Based on current studies, we at Joslin recommend that most Americans who
are overweight or obese with type 2 diabetes or at risk for diabetes reduce
their overall energy intake by 250-500 calories per day; reduce energy
intake from carbohydrates to approximately 40 percent of daily caloric
intake; increase the amount of protein to 20 to 30 percent of daily caloric
intake, unless they have kidney problem that requires less protein intake;
and increase their amount of fiber intake to at least 20-35 grams per
day.
But that's not all.
It is easy to tell people with diabetes or pre-diabetes to lose weight
and it's critical to educate overweight Americans about the importance
of physical activity to improve their health, but there are no quick fixes.
They need a long-term healthier lifestyle that combines an effective nutrition
and efficient exercise plan.
We also need better programs, not just guidelines, for our children.

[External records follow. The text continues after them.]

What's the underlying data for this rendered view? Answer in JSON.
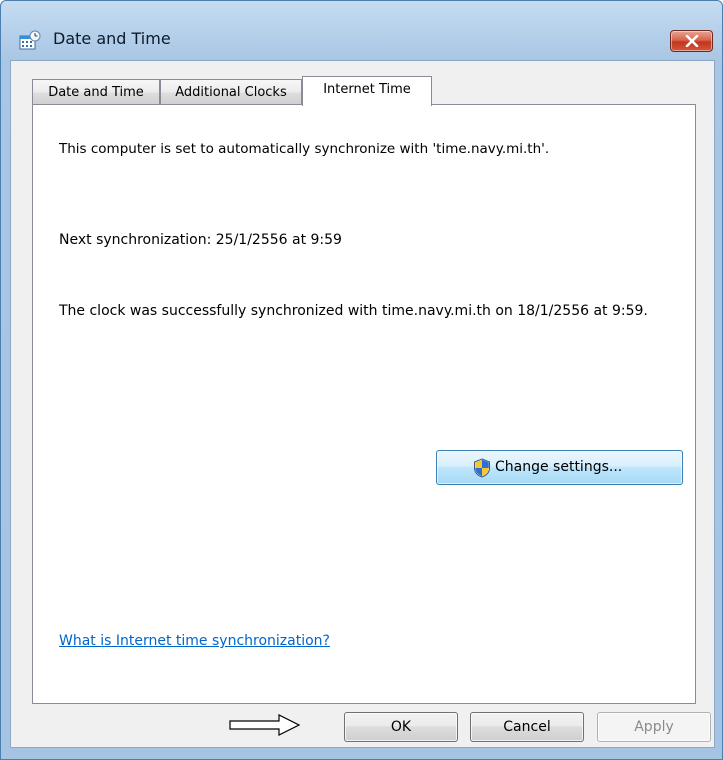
{
  "window": {
    "title": "Date and Time",
    "icon": "calendar-clock-icon",
    "close_icon": "close-icon"
  },
  "tabs": [
    {
      "label": "Date and Time",
      "selected": false
    },
    {
      "label": "Additional Clocks",
      "selected": false
    },
    {
      "label": "Internet Time",
      "selected": true
    }
  ],
  "panel": {
    "sync_message": "This computer is set to automatically synchronize with 'time.navy.mi.th'.",
    "next_sync": "Next synchronization: 25/1/2556 at 9:59",
    "last_sync": "The clock was successfully synchronized with time.navy.mi.th on 18/1/2556 at 9:59.",
    "change_settings_label": "Change settings...",
    "change_settings_icon": "uac-shield-icon",
    "help_link": "What is Internet time synchronization?"
  },
  "buttons": {
    "ok": "OK",
    "cancel": "Cancel",
    "apply": "Apply",
    "apply_enabled": false
  },
  "annotation": {
    "icon": "arrow-right-icon"
  },
  "colors": {
    "link": "#0066cc",
    "close_button": "#c1361c",
    "highlight_button": "#a7d9f5"
  }
}
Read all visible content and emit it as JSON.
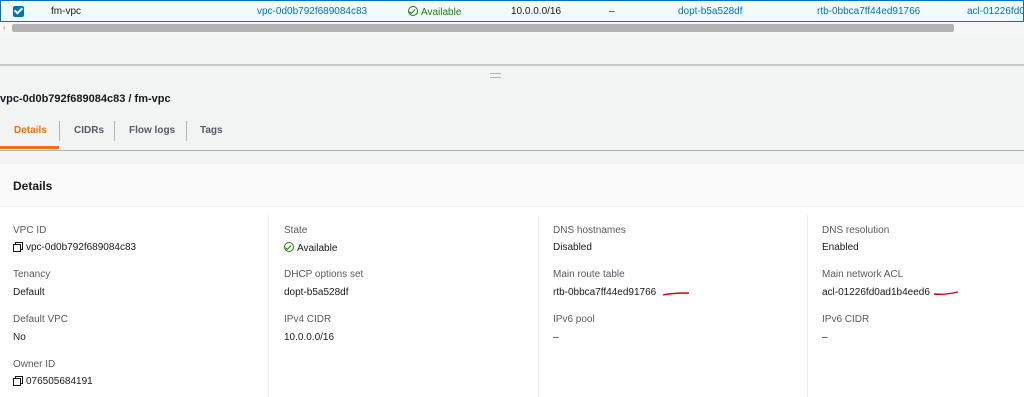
{
  "table_row": {
    "name": "fm-vpc",
    "vpc_id": "vpc-0d0b792f689084c83",
    "state": "Available",
    "ipv4_cidr": "10.0.0.0/16",
    "ipv6_cidr": "–",
    "dhcp_options": "dopt-b5a528df",
    "route_table": "rtb-0bbca7ff44ed91766",
    "network_acl": "acl-01226fd0"
  },
  "scrollbar": {
    "left_arrow": "‹"
  },
  "panel": {
    "title": "vpc-0d0b792f689084c83 / fm-vpc",
    "tabs": [
      {
        "label": "Details"
      },
      {
        "label": "CIDRs"
      },
      {
        "label": "Flow logs"
      },
      {
        "label": "Tags"
      }
    ]
  },
  "details": {
    "header": "Details",
    "fields": {
      "vpc_id": {
        "label": "VPC ID",
        "value": "vpc-0d0b792f689084c83"
      },
      "tenancy": {
        "label": "Tenancy",
        "value": "Default"
      },
      "default_vpc": {
        "label": "Default VPC",
        "value": "No"
      },
      "owner_id": {
        "label": "Owner ID",
        "value": "076505684191"
      },
      "state": {
        "label": "State",
        "value": "Available"
      },
      "dhcp_options": {
        "label": "DHCP options set",
        "value": "dopt-b5a528df"
      },
      "ipv4_cidr": {
        "label": "IPv4 CIDR",
        "value": "10.0.0.0/16"
      },
      "dns_hostnames": {
        "label": "DNS hostnames",
        "value": "Disabled"
      },
      "main_route_table": {
        "label": "Main route table",
        "value": "rtb-0bbca7ff44ed91766"
      },
      "ipv6_pool": {
        "label": "IPv6 pool",
        "value": "–"
      },
      "dns_resolution": {
        "label": "DNS resolution",
        "value": "Enabled"
      },
      "main_network_acl": {
        "label": "Main network ACL",
        "value": "acl-01226fd0ad1b4eed6"
      },
      "ipv6_cidr": {
        "label": "IPv6 CIDR",
        "value": "–"
      }
    }
  },
  "colors": {
    "link": "#0073bb",
    "active_tab": "#ec7211",
    "success": "#1d8102",
    "annotation": "#d0021b"
  },
  "icons": {
    "checkbox": "checkbox-checked-icon",
    "status": "check-circle-icon",
    "copy": "copy-icon",
    "resize_handle": "drag-handle-icon"
  }
}
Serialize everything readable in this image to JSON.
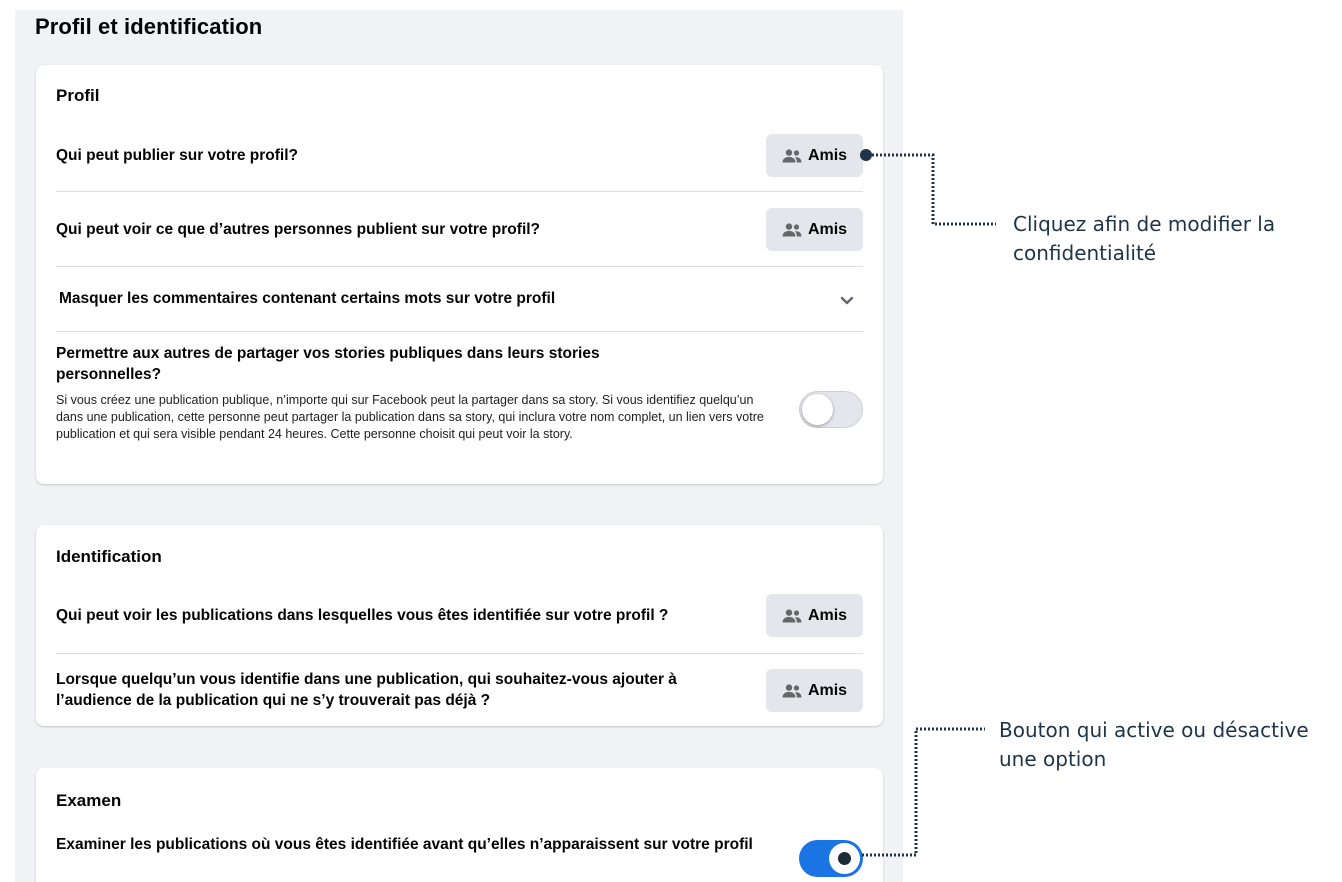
{
  "page": {
    "title": "Profil et identification"
  },
  "profil": {
    "title": "Profil",
    "rows": [
      {
        "label": "Qui peut publier sur votre profil?",
        "button": "Amis"
      },
      {
        "label": "Qui peut voir ce que d’autres personnes publient sur votre profil?",
        "button": "Amis"
      }
    ],
    "hide_comments": {
      "label": "Masquer les commentaires contenant certains mots sur votre profil",
      "expanded": false
    },
    "share_stories": {
      "title": "Permettre aux autres de partager vos stories publiques dans leurs stories personnelles?",
      "description": "Si vous créez une publication publique, n’importe qui sur Facebook peut la partager dans sa story. Si vous identifiez quelqu’un dans une publication, cette personne peut partager la publication dans sa story, qui inclura votre nom complet, un lien vers votre publication et qui sera visible pendant 24 heures. Cette personne choisit qui peut voir la story.",
      "enabled": false
    }
  },
  "identification": {
    "title": "Identification",
    "rows": [
      {
        "label": "Qui peut voir les publications dans lesquelles vous êtes identifiée sur votre profil ?",
        "button": "Amis"
      },
      {
        "label": "Lorsque quelqu’un vous identifie dans une publication, qui souhaitez-vous ajouter à l’audience de la publication qui ne s’y trouverait pas déjà ?",
        "button": "Amis"
      }
    ]
  },
  "examen": {
    "title": "Examen",
    "review_tags": {
      "label": "Examiner les publications où vous êtes identifiée avant qu’elles n’apparaissent sur votre profil",
      "enabled": true
    }
  },
  "callouts": [
    {
      "text": "Cliquez afin de modifier la confidentialité"
    },
    {
      "text": "Bouton qui active ou désactive une option"
    }
  ],
  "icons": {
    "amis": "friends-icon",
    "expand": "chevron-down-icon"
  },
  "colors": {
    "toggle_on": "#1b74e4",
    "callout": "#1f3448",
    "background": "#f0f2f5"
  }
}
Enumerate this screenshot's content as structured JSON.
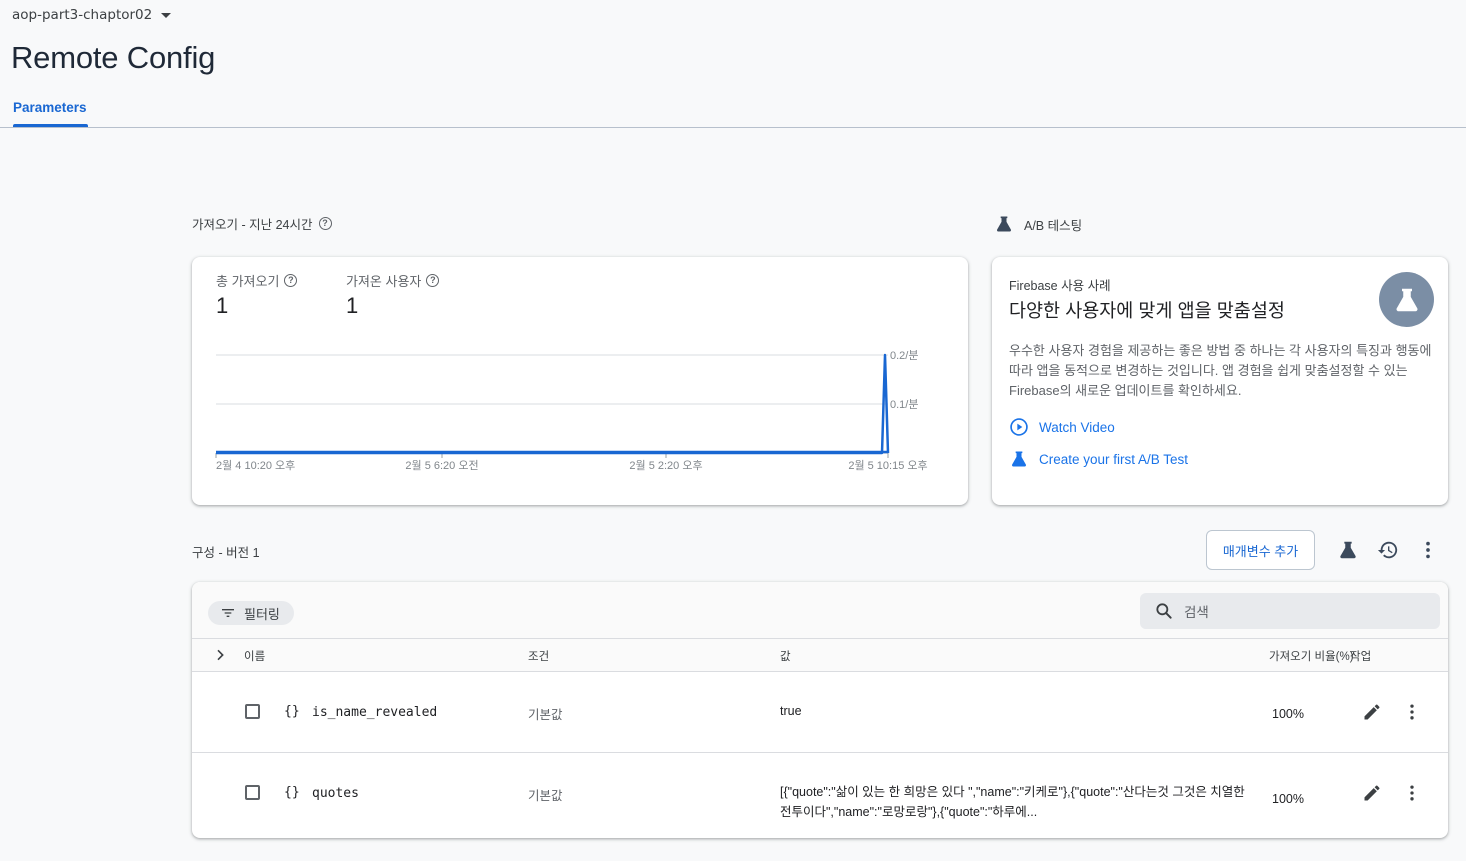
{
  "header": {
    "project": "aop-part3-chaptor02",
    "title": "Remote Config",
    "tab": "Parameters"
  },
  "fetch_section": {
    "label": "가져오기 - 지난 24시간",
    "metrics": [
      {
        "label": "총 가져오기",
        "value": "1"
      },
      {
        "label": "가져온 사용자",
        "value": "1"
      }
    ]
  },
  "chart_data": {
    "type": "line",
    "x": [
      "2월 4 10:20 오후",
      "2월 5 6:20 오전",
      "2월 5 2:20 오후",
      "2월 5 10:15 오후"
    ],
    "x_tick_labels": [
      "2월 4 10:20 오후",
      "2월 5 6:20 오전",
      "2월 5 2:20 오후",
      "2월 5 10:15 오후"
    ],
    "y_tick_labels": [
      "0.1/분",
      "0.2/분"
    ],
    "ylim": [
      0,
      0.2
    ],
    "series": [
      {
        "values": [
          0,
          0,
          0,
          0,
          0,
          0.2,
          0
        ],
        "color": "#1967d2"
      }
    ],
    "grid": true
  },
  "ab_section": {
    "label": "A/B 테스팅",
    "eyebrow": "Firebase 사용 사례",
    "title": "다양한 사용자에 맞게 앱을 맞춤설정",
    "description": "우수한 사용자 경험을 제공하는 좋은 방법 중 하나는 각 사용자의 특징과 행동에 따라 앱을 동적으로 변경하는 것입니다. 앱 경험을 쉽게 맞춤설정할 수 있는 Firebase의 새로운 업데이트를 확인하세요.",
    "watch_video": "Watch Video",
    "create_test": "Create your first A/B Test"
  },
  "config": {
    "label": "구성 - 버전 1",
    "add_param": "매개변수 추가",
    "filter": "필터링",
    "search_placeholder": "검색",
    "columns": {
      "name": "이름",
      "condition": "조건",
      "value": "값",
      "fetch_pct": "가져오기 비율(%)",
      "action": "작업"
    },
    "rows": [
      {
        "name": "is_name_revealed",
        "condition": "기본값",
        "value": "true",
        "pct": "100%"
      },
      {
        "name": "quotes",
        "condition": "기본값",
        "value": "[{\"quote\":\"삶이 있는 한 희망은 있다 \",\"name\":\"키케로\"},{\"quote\":\"산다는것 그것은 치열한 전투이다\",\"name\":\"로망로랑\"},{\"quote\":\"하루에...",
        "pct": "100%"
      }
    ]
  },
  "colors": {
    "accent": "#1967d2",
    "link": "#1a73e8",
    "badge": "#7b8ea5"
  }
}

For example, the Special Supplemental Nutrition Program for Women, Infants
and Children, better known as WIC, provides eight million low income families
with vouchers for food based on a plan that hasn't changed significantly
since 1974. We support the National Academy of Sciences in urging WIC
to offer vouchers that at least match current nutritional research.
The need for children to get good nutrition is more important than ever.
Type 2 diabetes had been considered an adult disease but is increasingly
prevalent among children and adolescents, particularly in American Indians,
African Americans, and Hispanic/Latinos, according to the National Institutes
of Health. It is no surprise to see this new serious phenomenon when 16
percent of American children and adolescents are currently obese.
We certainly need to help students make better food choices at schools.
We need to offer healthy lunches and kick fast food chains and snack and
beverage machines off campus. This will be difficult because many cash-strapped
communities receive financial benefits for having these restaurants and
machines on campus.
But it is a step that must be taken to stem the obesity and diabetes
epidemic. The cost of bad nutrition to society is too high to ignore and
will keep climbing.
A major risk factor for heart disease, stroke and birth defects, diabetes
affects virtually every tissue of the body and shortens average life expectancy
by up to 15 years. Diabetes spares no group: men and women, the young
and elderly, and every racial group is affected. The emotional toll and
financial costs of diabetes and its complications to our health care system
is already an estimated $132 billion annually in terms of healthcare costs
and lost productivity. More than one of every four Medicare dollars is
spent on people with diabetes. That number will get larger still if the
millions of overweight people with type 2 diabetes and the additional
41 million Americans with pre-diabetes don't have appropriate recommendations
to guide them in making healthier lifestyle choices.
Dr. James Rosenzweig is director of Joslin Diabetes Center's Disease
Management Program and assistant professor of medicine at Harvard Medical
School. Dr. Osama Hamdy is clinical director of Joslin Diabetes Center's
Obesity Program and instructor of medicine at Harvard Medical School.